Impact sur les questions

? ➃  Court terme - Volonté de l'Irak de capitaliser davantage sur sa victoire militaire contre les Kurdes, notamment en capturant les champs pétrolifères kurdes (incertitude)
? A moyen et long terme - capacité de l'Irak à gouverner légitimement sa population multisectaire et multiethnique (incertitude critique)

➚  / La force de l'Irak et le soutien international

➘➘➘ ➂ Légitimité des autorités et des partis politiques kurdes irakiens
➘➘➘ Perspectives d'indépendance et même d'autonomie des Kurdes irakiens

➚➚ ➃  L'influence de l'Iran en Irak et dans la région
 L'influence de l'Arabie Saoudite
➘ ? Tensions entre l'Arabie saoudite et l'Iran

➚ ? ➃ L'influence de la Russie
➘➘  L'influence américaine

Syrien Perspectives pour les Kurdes

  Le procès d'influence de la Russie en Syrie
➘➚? ➃ Tension au Moyen-Orient

Alors que les Kurdes irakiens, abandonnés par la communauté internationale, semblent avoir, au moins temporairement, non seulement perdu leur quête d'indépendance, mais aussi été vaincus militairement, quel est le nouvel état des lieux qui se dessine à la suite de l'intervention de l'UE en Irak ? Blitz Krieg menée victorieusement par l'Irak, soutenu par l'Iran, contre les Kurdes ?

Après une série d'affrontements et de combats, des séries de pourparlers entre les Irakiens et les forces kurdes ont commencé, le Premier ministre irakien Abadi ordonnant un cessez-le-feu le 27 octobre 2017 pour permettre des discussions.

Auparavant, le Premier ministre Abadi avait rejeté l'offre de nouvelles discussions faite par le gouvernement régional du Kurdistan le 25 octobre, qui acceptait de geler les résultats du référendum sur l'indépendance kurde.

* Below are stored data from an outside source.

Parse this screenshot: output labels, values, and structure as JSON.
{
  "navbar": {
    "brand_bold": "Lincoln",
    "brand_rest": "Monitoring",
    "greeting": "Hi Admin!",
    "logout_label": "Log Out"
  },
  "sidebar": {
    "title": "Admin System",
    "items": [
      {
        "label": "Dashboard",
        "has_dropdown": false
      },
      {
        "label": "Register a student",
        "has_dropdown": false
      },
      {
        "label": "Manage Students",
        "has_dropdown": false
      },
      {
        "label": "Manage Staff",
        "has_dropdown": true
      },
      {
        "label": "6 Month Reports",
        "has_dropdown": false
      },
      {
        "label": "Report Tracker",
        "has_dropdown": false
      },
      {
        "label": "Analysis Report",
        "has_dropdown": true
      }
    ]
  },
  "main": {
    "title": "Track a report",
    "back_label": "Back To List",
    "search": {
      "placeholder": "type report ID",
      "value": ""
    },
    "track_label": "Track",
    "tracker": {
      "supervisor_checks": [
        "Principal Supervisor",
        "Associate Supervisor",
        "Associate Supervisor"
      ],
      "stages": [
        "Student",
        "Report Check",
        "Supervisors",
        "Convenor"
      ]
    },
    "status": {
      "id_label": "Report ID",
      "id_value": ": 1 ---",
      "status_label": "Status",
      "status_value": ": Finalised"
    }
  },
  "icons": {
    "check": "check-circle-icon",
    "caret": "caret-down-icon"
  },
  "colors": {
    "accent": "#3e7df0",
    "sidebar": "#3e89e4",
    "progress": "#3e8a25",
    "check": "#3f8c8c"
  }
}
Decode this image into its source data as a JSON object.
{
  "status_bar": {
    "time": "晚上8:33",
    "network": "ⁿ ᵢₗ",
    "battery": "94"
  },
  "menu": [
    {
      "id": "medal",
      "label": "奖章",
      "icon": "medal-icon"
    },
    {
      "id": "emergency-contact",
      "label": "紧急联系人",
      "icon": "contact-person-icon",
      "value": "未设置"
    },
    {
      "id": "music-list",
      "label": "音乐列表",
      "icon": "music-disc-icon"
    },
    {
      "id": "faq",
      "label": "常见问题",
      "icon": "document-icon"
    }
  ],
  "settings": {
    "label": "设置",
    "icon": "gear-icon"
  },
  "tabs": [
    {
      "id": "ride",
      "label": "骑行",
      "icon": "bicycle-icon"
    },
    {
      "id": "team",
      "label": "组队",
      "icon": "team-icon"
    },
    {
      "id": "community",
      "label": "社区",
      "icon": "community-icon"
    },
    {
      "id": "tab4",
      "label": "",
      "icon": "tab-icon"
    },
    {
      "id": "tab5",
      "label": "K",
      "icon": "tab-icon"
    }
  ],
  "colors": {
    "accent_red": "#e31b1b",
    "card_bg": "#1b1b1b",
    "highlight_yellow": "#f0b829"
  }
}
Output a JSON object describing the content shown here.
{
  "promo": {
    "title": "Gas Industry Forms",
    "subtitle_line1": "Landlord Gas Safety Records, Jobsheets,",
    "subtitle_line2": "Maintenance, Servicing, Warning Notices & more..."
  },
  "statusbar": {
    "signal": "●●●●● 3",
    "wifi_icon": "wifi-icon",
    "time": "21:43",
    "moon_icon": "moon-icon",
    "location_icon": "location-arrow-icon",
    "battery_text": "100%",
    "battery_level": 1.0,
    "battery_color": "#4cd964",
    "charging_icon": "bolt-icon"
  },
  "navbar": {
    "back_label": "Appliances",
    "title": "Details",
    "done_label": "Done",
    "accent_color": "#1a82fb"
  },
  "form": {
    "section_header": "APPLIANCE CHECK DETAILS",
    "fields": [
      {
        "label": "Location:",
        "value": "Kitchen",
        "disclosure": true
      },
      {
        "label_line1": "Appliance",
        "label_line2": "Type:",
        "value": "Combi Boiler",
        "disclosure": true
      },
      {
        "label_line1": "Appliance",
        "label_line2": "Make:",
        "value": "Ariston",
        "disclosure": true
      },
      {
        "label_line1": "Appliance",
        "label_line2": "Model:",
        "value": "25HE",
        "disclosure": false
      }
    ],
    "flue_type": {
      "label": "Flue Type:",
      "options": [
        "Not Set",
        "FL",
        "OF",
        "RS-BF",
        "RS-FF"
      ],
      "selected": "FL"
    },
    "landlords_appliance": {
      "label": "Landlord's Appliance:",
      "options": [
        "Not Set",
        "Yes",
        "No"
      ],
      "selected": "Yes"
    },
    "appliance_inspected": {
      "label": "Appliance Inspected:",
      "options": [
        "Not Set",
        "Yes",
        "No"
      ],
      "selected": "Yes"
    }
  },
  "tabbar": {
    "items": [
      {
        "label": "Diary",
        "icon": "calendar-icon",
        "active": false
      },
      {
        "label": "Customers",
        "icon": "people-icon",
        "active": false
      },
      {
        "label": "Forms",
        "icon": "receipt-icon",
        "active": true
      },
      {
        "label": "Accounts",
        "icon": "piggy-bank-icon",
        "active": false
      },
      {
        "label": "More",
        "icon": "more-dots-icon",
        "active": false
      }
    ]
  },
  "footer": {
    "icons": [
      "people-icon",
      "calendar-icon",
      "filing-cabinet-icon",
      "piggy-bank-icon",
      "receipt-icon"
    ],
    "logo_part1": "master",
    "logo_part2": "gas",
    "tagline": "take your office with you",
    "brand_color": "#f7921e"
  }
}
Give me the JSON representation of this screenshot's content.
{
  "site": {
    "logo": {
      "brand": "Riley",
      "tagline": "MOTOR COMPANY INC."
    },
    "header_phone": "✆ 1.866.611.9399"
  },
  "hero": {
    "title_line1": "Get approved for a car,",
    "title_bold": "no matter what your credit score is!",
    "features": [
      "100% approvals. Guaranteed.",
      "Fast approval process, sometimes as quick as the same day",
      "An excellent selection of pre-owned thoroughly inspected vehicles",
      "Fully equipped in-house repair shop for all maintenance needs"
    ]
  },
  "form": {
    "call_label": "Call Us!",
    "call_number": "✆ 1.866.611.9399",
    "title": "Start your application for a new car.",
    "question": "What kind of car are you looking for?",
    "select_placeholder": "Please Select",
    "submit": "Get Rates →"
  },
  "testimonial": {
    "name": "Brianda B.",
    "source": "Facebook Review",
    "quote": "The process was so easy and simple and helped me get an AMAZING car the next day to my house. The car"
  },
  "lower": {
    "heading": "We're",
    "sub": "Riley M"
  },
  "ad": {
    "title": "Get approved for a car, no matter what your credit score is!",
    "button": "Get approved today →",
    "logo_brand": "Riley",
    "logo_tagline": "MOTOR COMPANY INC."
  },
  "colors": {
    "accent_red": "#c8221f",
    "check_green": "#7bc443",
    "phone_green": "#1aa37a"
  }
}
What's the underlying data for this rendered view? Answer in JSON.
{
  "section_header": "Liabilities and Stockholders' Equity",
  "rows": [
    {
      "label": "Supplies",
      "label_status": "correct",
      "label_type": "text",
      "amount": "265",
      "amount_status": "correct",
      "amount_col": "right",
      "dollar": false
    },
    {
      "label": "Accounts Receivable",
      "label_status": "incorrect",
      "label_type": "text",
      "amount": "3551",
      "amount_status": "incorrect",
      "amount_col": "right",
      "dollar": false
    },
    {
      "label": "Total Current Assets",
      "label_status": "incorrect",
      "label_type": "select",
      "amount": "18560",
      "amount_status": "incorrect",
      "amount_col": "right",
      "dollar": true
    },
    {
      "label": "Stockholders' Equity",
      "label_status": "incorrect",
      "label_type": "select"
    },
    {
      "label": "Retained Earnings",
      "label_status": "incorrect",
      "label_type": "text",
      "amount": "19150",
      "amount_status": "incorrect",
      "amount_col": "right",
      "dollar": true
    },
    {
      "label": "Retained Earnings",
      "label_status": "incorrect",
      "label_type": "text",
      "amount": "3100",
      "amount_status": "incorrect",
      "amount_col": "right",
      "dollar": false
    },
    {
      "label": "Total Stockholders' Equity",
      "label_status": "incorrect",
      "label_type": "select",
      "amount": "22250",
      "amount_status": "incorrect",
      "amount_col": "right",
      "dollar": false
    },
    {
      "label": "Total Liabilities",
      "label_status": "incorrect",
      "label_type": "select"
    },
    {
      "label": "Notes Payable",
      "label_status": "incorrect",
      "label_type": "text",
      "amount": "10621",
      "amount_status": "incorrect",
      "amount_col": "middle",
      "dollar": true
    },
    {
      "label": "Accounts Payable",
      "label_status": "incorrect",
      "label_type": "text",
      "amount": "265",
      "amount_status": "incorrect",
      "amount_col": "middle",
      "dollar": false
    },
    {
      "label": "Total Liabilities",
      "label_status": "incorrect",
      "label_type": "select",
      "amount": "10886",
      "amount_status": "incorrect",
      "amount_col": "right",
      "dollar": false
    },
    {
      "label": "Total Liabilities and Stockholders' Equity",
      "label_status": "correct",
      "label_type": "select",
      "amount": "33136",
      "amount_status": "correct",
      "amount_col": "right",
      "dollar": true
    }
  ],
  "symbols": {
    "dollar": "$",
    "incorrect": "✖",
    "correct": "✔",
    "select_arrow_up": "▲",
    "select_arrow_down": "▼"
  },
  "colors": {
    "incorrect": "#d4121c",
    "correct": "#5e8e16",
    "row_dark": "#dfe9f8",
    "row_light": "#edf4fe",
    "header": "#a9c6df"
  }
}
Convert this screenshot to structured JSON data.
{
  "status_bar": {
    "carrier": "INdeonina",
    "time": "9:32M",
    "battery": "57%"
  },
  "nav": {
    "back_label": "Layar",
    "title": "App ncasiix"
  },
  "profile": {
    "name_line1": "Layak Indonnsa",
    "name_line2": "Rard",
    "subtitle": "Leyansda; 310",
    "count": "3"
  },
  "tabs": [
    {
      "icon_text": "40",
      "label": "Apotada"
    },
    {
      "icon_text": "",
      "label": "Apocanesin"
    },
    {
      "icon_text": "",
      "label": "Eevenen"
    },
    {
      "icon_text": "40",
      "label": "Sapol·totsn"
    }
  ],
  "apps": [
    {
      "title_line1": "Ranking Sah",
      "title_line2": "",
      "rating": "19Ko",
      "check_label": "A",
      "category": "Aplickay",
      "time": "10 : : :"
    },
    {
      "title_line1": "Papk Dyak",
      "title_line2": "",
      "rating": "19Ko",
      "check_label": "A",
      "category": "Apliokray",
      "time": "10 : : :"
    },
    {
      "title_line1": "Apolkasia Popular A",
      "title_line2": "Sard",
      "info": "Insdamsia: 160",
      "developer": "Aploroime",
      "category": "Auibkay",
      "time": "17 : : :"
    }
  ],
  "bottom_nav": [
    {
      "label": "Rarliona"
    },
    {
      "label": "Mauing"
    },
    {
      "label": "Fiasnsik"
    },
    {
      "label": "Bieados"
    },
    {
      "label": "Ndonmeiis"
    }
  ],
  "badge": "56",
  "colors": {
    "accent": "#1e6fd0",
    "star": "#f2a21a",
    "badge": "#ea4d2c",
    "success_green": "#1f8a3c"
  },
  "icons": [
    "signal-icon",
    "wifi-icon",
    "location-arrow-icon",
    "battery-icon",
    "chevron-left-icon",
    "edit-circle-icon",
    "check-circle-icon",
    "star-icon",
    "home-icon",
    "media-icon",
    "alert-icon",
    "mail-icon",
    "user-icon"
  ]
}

En effet, le 26 octobre, Abadi a déclaré depuis Téhéran que "nous n'accepterons rien d'autre que son annulation [le référendum] et le respect de la constitution". Pendant ce temps, l'armée irakienne et la milice chiite Hashd al-Shaabi (Forces de mobilisation populaire) soutenue par l'Iran ont mené de multiples attaques contre les Kurdes au poste frontière de Fish Khabur et au sud d'Erbil.

Bien que les pourparlers se poursuivent, il semblerait que les Kurdes doivent renoncer à tout franchissement de frontières, même celles qui faisaient partie de leur région autonome. Selon le chef d'état-major de l'armée irakienne, le lieutenant-général Othman al-Ghanmi, s'exprimant à l'issue d'un cycle de discussions le 28 octobre :

"Il est nécessaire de retirer les Peshmerga à la frontière régionale avant 2003".

Le 29 octobre, les Kurdes ont abandonné à l'Irak le poste frontière à trois voies (Irak, Syrie, Turquie) de Fish Khabur.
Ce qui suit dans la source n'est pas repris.